I liked the experience with Godot, considering that before I have never made a game with a game engine, mostly used raylib.
- It is pretty easy to create a 2D game with Godot, but in this game I wanted to try implementing custom collision resolution, which was pretty rough (but I think it’s possible, Godot gives you all you need with
move_and_collide(motion, false)
, but I couldn’t getget_depth
to work properly). - TileMap in Godot is dynamically scaleable, has multiple layers and just flexible in general.

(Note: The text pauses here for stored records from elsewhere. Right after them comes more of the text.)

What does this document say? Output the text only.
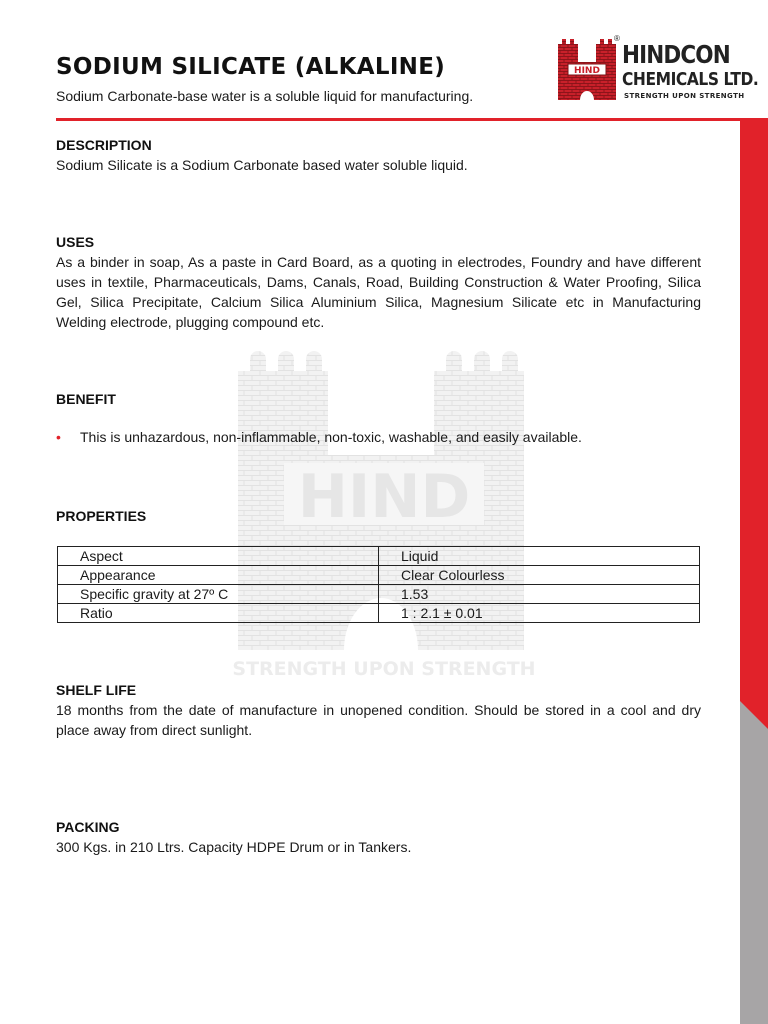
SODIUM SILICATE (ALKALINE)

Sodium Carbonate-base water is a soluble liquid for manufacturing.

HIND
®
HINDCON
CHEMICALS LTD.
STRENGTH UPON STRENGTH
HIND
STRENGTH UPON STRENGTH
DESCRIPTION

Sodium Silicate is a Sodium Carbonate based water soluble liquid.

USES

As a binder in soap, As a paste in Card Board, as a quoting in electrodes, Foundry and have different uses in textile, Pharmaceuticals, Dams, Canals, Road, Building Construction & Water Proofing, Silica Gel, Silica Precipitate, Calcium Silica Aluminium Silica, Magnesium Silicate etc in Manufacturing Welding electrode, plugging compound etc.

BENEFIT
• This is unhazardous, non-inflammable, non-toxic, washable, and easily available.
PROPERTIES
Aspect	Liquid
Appearance	Clear Colourless
Specific gravity at 27º C	1.53
Ratio	1 : 2.1 ± 0.01
SHELF LIFE

18 months from the date of manufacture in unopened condition. Should be stored in a cool and dry place away from direct sunlight.

PACKING

300 Kgs. in 210 Ltrs. Capacity HDPE Drum or in Tankers.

It is replaced in 4.3 with TileMapLayer, but I couldn’t get it to work with BetterTerrain (an addon, that is absolutely necessary, because autotiling rules in Godot out of the box are a nightmare to setup). - Speaking of addons, they are very easy to install, and a lot of them are available in the builtin browser. Everything is free and opensource. Another useful addon is GodotAsepriteWizard, a beautiful Aseprite importer.
- GUIs are pretty easy with Godot, and there are A LOT of GUI nodes, everything you would want out of the box (the reason being, Godot itself is written using Godot)
- GDScript is simple, similar to python. There’s a guide on the official wiki, there are some type hints (but they are still rough). There are ways to use C# with Godot, but from version 4, it doesn’t work in web builds. And I couldn’t run Godot with C# support on NixOS.
- The pipes in this game are rendered with shaders, which are written in GDShader language. I see almost no differences from GLSL used in OpenGL ES (OpenGL 2 or something). Godot itself is using Vulcan. Shaders are pretty simple, they even work in the editor
With all that said, I still can’t believe that every game shipped with Godot contains a GDScript interpreter in it. I am just used to compiled languages.